Mushrooms and mycelia can help address growing consumer demand for healthy, sustainable, animal-free proteins. Photo © alanphillips / E+ / Getty Images

We might be entering what can be called a fungi, mushroom, and mycelium revolution as this wondrous family of natural foods gain a critical mass of awareness, generated through major promotion, such as with the Netflix documentary, Fabulous Fungi.

Mushrooms in particular, the fruiting part of the larger fungi living organism, continue to have positive sales. The global mushroom market is estimated to reach USD116 billion in sales by the end of the decade with a 10 per cent annual growth rate. Mushrooms Canada adds that there are over 100 mushroom farms across the country, producing approximately 300 million lb annually. Just over half of these farms are in Ontario, with about 40 per cent in B.C., and the rest across the country. Most mushrooms are sold fresh, while some are canned or pickled. There are estimates of over 150,000 types of mushrooms globally, and the most popular varieties in Canada include white button, brown crimini and portobello, with more exotic types such as shitake, oyster, enoki, and morels gaining favour and availability in specialty markets.
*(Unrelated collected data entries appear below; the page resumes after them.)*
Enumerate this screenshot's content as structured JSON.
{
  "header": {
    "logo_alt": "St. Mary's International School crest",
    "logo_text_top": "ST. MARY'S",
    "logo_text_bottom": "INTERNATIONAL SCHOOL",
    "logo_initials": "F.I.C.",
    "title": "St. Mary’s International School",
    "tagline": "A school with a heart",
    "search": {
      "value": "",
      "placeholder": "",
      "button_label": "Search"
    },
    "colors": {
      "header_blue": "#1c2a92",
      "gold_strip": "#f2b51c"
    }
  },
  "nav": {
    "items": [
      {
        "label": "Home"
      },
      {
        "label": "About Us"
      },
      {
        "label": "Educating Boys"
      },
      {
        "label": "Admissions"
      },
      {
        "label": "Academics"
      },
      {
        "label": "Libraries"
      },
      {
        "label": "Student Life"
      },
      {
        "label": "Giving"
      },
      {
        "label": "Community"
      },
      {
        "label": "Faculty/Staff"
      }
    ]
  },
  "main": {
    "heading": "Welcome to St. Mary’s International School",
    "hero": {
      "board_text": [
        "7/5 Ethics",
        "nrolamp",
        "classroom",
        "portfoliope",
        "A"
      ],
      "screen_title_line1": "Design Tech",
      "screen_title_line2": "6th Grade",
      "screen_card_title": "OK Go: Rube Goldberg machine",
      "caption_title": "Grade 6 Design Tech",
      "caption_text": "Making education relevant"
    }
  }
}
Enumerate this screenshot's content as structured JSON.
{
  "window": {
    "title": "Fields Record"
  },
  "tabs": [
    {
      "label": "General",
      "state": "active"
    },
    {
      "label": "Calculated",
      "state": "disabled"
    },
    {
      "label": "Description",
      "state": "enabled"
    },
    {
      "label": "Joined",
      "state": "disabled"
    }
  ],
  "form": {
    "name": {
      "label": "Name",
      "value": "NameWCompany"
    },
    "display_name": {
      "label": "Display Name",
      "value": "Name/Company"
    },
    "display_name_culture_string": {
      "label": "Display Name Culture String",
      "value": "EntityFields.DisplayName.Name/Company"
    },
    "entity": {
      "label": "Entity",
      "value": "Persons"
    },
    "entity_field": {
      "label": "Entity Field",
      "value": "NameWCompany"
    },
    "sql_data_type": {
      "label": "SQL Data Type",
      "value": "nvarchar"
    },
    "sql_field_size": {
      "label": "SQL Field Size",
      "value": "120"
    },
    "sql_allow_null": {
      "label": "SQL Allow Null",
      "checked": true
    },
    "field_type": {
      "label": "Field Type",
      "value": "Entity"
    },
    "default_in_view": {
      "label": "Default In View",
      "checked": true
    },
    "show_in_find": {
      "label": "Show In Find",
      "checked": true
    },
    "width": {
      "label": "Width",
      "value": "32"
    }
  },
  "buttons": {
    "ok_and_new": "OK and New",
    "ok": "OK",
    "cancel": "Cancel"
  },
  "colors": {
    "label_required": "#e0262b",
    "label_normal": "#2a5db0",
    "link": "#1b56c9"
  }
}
Shogun Maitake, London, Ont., offer maitake mushrooms, a high-quality premium variety. According to the company, the health benefits of maitake mushroom include lower blood sugar, a boosted immune system, healthy heart, and weight loss.

The additional benefit of mushroom farming in Canada is that the crop can be grown year-round, in controlled environment settings, and lending itself to the diversity of cuisines in multicultural Canada. Ontario-based Mycionics is a leader in providing automation robotics to the Canadian mushroom industry with an advanced technology for monitoring and harvesting the crops.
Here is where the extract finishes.